High-Voltage Power Supply
The acceleration voltage is provided by a high-voltage power supply (HVPS). The HVPS units included in the Alpha-E accelerator generate up to 30 kV using flyback transformers. Higher acceleration potentials require an external power supply and additional shielding.
Detection Systems
A suite of detectors and measurement systems yield data related to those in more complex plasma and fusion systems. The standard configuration of the Alpha-E accelerator includes two particle detectors and sensors for measurement of gas pressure, temperatures, and other operating conditions. Additionally, the modular system can accommodate a large number of both commercially available and custom designed detection systems.
Solid Target in Ion Beam Path
In the simplest configuration, a solid target is mounted in the path of the ion beam. The composition of the target depends on the experimental needs. If the experiment requires a beam, but not necessarily nuclear fusion, the target can be replaced with a Faraday cup or other sensor to measure the beam characteristics. The user could also install ion optics to extend or manipulate the beam.
Particle Detection Systems
The standard configuration of the Alpha-E accelerator includes two particle detectors. A semiconductor sensor measures energetic charged particles and a scintillator device detects fast neutrons. Additionally, the modular system can accommodate a large number of both commercially available and custom designed detection systems. The following detection systems are available from Alpha Ring as a part of the Alpha-E platform. These all are compatible with the Alpha-E system, and include firmware and software to facilitate use in other measurement environments.
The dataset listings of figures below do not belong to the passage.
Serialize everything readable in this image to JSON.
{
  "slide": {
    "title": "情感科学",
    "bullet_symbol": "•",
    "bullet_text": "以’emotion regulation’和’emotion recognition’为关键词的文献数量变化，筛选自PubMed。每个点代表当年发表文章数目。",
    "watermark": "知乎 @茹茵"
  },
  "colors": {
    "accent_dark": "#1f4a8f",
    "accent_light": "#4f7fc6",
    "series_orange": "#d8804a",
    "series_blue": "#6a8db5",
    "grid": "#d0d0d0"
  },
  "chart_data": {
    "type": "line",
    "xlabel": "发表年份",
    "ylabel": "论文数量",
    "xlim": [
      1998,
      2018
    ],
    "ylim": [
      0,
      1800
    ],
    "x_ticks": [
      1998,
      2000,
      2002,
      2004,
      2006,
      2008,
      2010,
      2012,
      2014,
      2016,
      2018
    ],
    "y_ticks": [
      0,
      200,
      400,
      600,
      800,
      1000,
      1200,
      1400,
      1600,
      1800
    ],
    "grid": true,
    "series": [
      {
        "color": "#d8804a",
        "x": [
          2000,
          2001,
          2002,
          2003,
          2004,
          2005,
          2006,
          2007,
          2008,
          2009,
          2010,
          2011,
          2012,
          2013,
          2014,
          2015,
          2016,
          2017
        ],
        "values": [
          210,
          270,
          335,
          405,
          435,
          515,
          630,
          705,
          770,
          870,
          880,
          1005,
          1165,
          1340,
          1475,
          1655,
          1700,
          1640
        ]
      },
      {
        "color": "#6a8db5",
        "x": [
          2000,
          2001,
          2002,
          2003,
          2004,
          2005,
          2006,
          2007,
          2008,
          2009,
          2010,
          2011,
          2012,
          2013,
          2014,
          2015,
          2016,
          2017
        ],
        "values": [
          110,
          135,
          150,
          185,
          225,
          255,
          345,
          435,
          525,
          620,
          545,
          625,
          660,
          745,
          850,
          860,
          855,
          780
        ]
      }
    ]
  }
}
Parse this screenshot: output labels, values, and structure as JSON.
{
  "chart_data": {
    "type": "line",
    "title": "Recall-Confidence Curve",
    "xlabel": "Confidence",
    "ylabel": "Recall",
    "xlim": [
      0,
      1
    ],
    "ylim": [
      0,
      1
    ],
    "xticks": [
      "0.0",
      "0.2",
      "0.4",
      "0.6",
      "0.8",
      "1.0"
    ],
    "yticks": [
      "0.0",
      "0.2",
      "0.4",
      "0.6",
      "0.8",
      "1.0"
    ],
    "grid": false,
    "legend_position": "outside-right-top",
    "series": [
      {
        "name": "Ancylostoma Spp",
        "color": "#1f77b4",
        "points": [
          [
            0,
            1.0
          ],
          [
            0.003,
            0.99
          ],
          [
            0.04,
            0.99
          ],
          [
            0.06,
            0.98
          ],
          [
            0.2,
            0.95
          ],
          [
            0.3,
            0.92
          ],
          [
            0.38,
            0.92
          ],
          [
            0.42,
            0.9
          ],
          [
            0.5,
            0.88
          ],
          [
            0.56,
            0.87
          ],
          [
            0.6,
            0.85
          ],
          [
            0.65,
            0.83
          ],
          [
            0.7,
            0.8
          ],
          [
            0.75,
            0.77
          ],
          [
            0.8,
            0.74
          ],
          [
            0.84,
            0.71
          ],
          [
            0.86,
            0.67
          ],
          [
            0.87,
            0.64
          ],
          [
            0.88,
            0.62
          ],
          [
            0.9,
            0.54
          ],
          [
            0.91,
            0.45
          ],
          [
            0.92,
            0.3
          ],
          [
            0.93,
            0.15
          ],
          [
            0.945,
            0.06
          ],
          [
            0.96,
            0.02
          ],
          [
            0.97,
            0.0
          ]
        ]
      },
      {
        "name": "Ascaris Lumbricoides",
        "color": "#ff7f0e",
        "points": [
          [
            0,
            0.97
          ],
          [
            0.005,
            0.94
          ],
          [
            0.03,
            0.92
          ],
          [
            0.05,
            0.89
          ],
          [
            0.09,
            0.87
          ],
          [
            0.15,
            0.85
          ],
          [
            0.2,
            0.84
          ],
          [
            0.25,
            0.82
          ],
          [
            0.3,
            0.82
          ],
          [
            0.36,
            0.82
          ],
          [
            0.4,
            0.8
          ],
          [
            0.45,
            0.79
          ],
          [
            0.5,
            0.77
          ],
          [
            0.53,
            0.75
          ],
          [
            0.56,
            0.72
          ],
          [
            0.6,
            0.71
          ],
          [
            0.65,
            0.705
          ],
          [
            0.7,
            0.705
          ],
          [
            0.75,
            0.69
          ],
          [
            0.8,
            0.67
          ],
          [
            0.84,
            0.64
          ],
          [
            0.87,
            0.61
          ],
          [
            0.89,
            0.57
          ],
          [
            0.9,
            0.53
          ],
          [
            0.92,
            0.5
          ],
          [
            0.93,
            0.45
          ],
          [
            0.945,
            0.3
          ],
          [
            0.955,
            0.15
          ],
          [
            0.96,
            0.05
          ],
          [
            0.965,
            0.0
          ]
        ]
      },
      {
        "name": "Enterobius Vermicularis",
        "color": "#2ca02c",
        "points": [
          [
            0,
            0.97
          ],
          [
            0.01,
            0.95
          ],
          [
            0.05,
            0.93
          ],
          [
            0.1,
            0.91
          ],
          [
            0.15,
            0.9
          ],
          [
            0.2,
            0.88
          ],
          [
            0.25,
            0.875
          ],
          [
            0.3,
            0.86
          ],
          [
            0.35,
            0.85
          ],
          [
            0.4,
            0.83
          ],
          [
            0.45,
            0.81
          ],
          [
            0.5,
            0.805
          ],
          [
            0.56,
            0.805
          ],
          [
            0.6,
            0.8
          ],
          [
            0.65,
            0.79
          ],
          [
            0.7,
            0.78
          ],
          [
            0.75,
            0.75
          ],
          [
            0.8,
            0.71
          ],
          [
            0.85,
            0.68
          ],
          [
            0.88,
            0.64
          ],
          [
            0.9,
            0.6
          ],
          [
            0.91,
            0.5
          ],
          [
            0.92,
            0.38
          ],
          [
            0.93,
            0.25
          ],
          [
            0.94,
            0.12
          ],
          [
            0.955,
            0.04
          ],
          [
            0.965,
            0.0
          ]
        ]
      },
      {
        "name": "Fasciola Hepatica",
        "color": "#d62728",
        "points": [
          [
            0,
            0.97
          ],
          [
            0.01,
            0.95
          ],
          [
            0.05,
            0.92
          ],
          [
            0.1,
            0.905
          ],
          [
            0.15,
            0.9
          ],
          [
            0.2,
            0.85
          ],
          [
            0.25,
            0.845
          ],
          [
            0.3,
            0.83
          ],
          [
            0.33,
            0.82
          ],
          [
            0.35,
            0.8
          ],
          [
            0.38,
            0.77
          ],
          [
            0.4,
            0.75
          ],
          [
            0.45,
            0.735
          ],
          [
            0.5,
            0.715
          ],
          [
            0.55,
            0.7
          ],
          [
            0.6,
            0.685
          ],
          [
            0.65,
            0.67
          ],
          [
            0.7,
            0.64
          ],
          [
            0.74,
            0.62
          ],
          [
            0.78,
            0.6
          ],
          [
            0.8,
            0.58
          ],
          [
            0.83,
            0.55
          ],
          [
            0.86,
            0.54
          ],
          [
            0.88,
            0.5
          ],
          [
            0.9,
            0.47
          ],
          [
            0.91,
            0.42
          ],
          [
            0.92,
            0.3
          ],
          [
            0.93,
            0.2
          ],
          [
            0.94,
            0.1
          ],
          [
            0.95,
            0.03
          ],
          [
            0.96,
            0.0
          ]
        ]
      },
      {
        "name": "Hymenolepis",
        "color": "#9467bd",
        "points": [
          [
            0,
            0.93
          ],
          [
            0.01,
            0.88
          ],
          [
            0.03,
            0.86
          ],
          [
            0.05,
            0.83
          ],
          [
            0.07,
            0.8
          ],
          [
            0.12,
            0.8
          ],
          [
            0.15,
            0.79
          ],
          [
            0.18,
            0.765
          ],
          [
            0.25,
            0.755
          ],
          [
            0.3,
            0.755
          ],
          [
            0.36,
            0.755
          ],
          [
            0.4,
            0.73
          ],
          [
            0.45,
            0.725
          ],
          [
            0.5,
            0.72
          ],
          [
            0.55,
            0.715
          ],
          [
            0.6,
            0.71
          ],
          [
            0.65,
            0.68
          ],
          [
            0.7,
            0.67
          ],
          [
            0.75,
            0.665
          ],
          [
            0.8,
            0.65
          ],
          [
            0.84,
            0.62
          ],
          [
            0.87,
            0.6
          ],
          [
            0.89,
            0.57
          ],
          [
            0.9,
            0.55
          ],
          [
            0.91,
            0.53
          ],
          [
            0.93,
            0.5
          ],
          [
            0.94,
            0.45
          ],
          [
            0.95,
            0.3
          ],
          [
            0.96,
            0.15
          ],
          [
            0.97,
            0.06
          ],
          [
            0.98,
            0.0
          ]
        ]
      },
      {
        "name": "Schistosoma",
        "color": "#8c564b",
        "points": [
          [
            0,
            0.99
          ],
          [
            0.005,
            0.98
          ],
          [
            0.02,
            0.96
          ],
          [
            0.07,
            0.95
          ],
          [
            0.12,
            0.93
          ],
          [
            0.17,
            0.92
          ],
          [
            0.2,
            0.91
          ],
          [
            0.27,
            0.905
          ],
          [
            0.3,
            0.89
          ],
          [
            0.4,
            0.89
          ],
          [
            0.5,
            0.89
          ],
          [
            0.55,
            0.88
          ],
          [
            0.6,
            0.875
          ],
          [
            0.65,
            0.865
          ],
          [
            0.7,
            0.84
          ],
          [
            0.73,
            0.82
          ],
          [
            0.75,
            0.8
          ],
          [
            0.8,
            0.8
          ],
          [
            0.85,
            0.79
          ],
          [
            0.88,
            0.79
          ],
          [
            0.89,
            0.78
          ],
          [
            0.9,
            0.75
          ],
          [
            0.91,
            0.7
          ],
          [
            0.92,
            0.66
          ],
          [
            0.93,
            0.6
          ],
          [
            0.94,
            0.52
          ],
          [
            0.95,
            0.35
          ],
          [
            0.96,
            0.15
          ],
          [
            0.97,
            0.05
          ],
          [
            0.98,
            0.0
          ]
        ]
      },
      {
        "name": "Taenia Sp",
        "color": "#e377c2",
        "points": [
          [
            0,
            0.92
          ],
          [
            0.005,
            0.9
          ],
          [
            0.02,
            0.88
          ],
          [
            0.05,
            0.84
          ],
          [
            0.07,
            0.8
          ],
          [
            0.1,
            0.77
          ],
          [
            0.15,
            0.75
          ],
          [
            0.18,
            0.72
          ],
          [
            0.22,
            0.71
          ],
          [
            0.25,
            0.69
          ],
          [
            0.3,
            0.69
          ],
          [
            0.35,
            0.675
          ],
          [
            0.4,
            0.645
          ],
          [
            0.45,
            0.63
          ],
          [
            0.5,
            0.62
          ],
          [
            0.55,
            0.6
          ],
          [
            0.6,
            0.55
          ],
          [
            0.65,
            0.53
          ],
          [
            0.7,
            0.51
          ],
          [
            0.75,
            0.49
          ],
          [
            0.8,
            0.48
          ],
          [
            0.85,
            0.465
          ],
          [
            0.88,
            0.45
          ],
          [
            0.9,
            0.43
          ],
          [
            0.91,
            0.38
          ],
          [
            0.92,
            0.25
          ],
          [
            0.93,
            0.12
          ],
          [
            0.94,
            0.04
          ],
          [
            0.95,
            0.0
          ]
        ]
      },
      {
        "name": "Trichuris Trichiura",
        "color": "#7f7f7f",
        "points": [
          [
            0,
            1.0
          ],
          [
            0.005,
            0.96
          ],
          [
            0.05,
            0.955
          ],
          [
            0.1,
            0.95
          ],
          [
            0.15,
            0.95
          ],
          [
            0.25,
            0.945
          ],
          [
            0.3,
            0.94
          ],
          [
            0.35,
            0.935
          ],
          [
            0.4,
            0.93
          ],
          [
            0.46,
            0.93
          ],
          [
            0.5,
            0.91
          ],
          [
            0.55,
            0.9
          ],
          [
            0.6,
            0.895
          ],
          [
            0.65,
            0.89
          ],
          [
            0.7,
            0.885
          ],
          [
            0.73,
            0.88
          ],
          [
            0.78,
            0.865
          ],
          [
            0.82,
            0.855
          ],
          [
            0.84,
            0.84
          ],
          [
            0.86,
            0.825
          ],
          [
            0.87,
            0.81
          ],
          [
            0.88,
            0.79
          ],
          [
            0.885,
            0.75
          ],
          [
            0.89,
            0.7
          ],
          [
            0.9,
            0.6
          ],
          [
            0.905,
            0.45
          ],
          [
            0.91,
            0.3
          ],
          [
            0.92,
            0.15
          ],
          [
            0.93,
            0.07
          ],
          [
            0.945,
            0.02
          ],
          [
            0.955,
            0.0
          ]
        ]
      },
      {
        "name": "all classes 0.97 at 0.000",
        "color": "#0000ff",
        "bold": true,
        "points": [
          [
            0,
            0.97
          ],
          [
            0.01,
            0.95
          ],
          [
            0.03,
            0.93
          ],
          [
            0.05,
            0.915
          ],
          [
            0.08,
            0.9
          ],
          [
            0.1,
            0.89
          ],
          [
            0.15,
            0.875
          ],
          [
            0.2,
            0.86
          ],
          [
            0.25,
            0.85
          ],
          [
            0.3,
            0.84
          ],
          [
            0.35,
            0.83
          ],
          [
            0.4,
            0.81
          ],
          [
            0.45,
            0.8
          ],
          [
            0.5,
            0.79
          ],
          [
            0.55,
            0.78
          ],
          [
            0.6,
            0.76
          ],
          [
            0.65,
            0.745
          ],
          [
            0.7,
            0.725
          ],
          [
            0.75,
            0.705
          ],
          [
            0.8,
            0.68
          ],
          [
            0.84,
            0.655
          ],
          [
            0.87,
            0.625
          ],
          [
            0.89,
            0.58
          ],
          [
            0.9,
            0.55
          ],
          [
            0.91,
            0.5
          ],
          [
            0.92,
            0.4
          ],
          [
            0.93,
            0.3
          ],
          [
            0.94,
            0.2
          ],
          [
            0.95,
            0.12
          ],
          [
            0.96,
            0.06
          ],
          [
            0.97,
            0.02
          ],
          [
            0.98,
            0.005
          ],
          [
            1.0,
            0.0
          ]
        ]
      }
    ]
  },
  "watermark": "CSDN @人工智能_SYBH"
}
Detection and measurement of energetic (~MeV) particles are essential activities when working with nuclear systems such as fusion and fission, but also for industries such as material testing, medical diagnosis and treatment, border security, and health and safety.
Semiconductor Sensors
Si-PIN diode detectors are sensitive to energetic charged particles.
Scintillator-Based Detectors
Fast neutron detectors for measuring 2.45 MeV neutrons from D-D fusion.
Cloud Chambers
Visualize energetic charged particles with your own eyes.
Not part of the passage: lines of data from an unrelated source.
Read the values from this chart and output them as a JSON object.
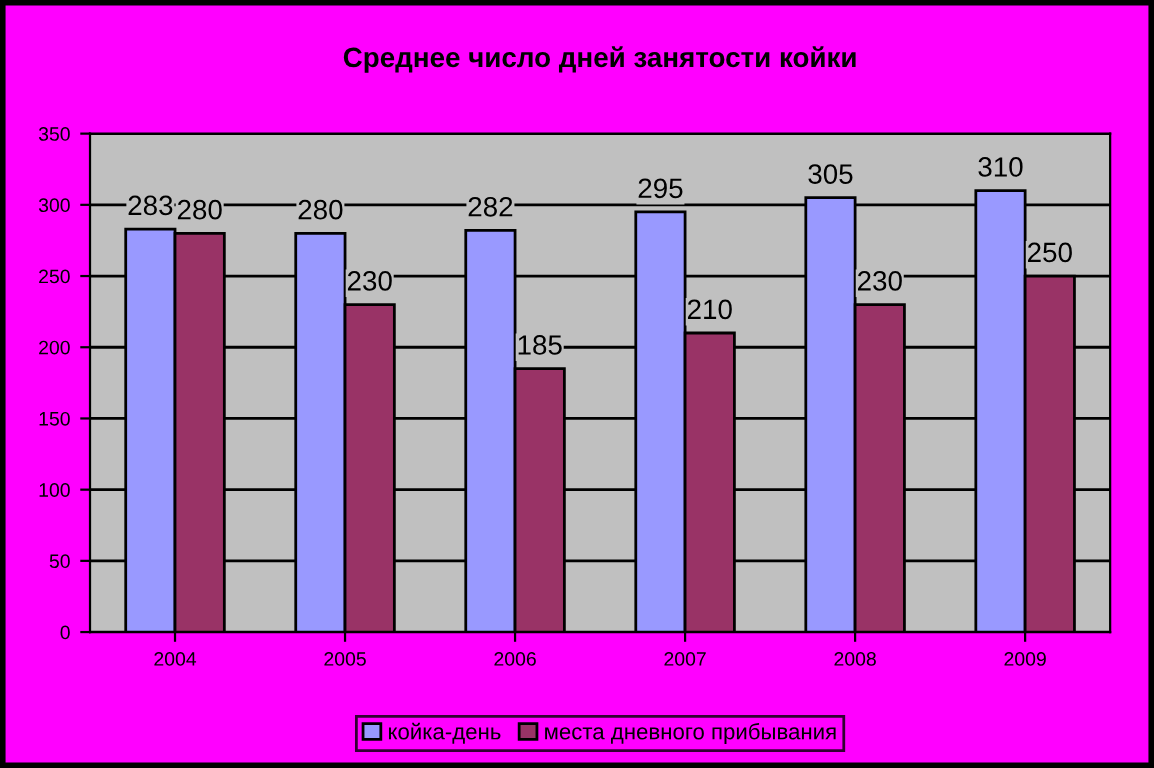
{
  "chart_data": {
    "type": "bar",
    "title": "Среднее число дней занятости койки",
    "categories": [
      "2004",
      "2005",
      "2006",
      "2007",
      "2008",
      "2009"
    ],
    "series": [
      {
        "name": "койка-день",
        "color": "#9999ff",
        "values": [
          283,
          280,
          282,
          295,
          305,
          310
        ]
      },
      {
        "name": "места дневного прибывания",
        "color": "#993366",
        "values": [
          280,
          230,
          185,
          210,
          230,
          250
        ]
      }
    ],
    "ylim": [
      0,
      350
    ],
    "yticks": [
      0,
      50,
      100,
      150,
      200,
      250,
      300,
      350
    ],
    "grid": "y",
    "legend": "bottom",
    "data_labels": true
  }
}
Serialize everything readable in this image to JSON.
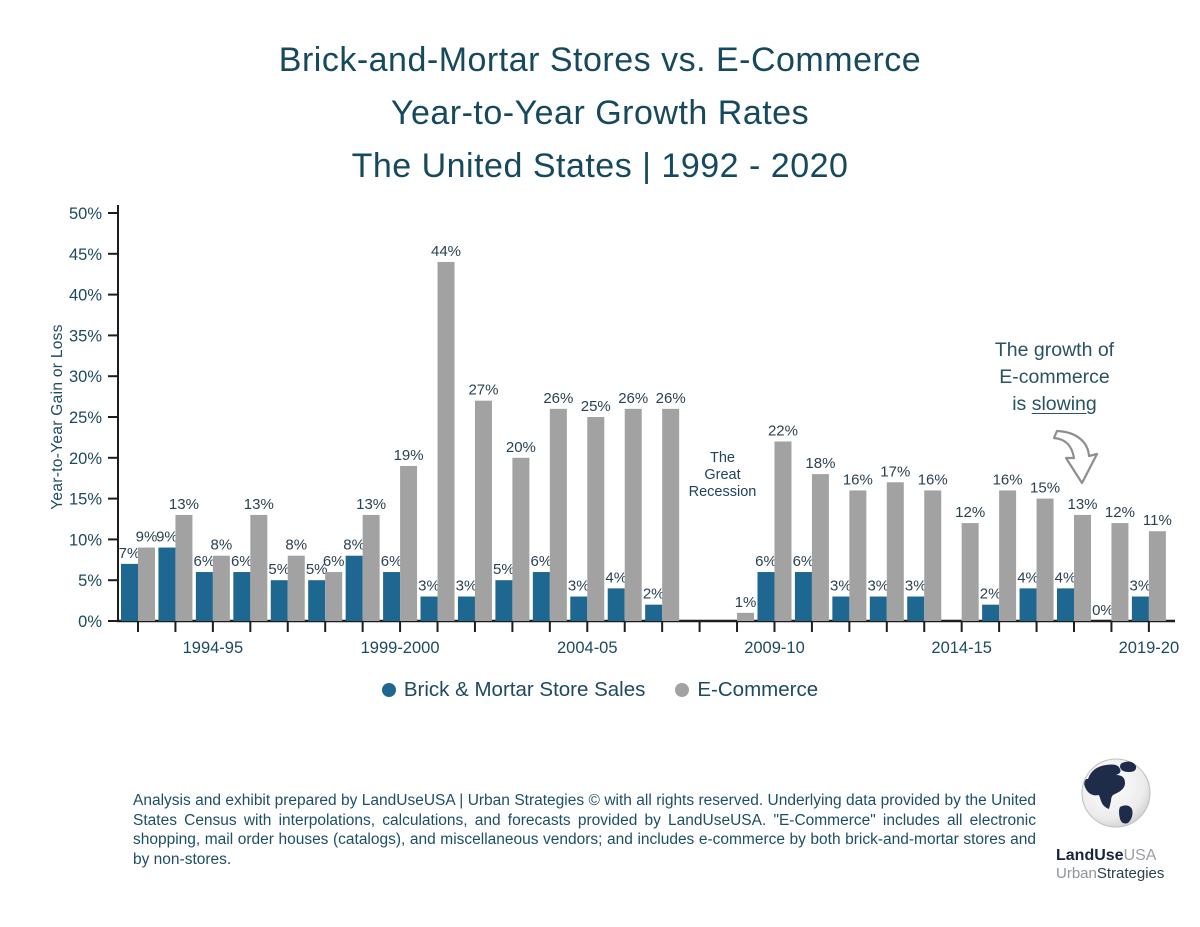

Solid-State Nuclear Track Detectors
CR-39 polymer track detectors with machine-learning analysis.
All of the detector families needed for a Tokamak or other complex plasma system can be implemented in the Alpha-E platform for applications such as training, or calibration.
Modular Accessories
Many components of the Alpha-E system can be used in other configurations as part of a modular research or teaching platform. Please contact us at [email protected] for more information on hardware and software integration options.
Regulatory & Compliance
Declaration of Conformity
This device complies with
- FCC Rules for Industrial, Scientific, and Medical (ISM) Equipment (47 CFR Part 18)
- Electromagnetic Compatibility (EMC) Directive 2014/30/EU (EN 55011 CISPR 11)
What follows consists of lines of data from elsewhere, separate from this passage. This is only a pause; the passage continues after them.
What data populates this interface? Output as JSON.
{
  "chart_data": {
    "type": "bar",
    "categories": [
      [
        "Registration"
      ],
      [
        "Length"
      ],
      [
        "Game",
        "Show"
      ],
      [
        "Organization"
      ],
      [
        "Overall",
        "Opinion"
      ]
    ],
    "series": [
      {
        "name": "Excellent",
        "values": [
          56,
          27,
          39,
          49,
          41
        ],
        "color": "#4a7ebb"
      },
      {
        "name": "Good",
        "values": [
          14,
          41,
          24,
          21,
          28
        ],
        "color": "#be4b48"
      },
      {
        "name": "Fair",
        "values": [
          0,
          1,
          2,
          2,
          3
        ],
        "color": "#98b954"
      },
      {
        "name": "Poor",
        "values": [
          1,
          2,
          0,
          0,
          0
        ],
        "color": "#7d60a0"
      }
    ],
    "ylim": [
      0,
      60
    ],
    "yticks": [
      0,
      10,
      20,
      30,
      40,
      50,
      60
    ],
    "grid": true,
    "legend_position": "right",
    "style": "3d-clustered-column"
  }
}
Ongoing testing indicates at least partial compliance with low voltage safety regulations (IEC 61010-1:2010/A1:2019/AC:2019-04)
Registered with the US FDA (accession no. 2580002-000).
Operating Conditions
- This device may not cause harmful interference.
- This device is not intended for use in residential settings.
- This device must accept any interference received, including interference that may cause undesired operation.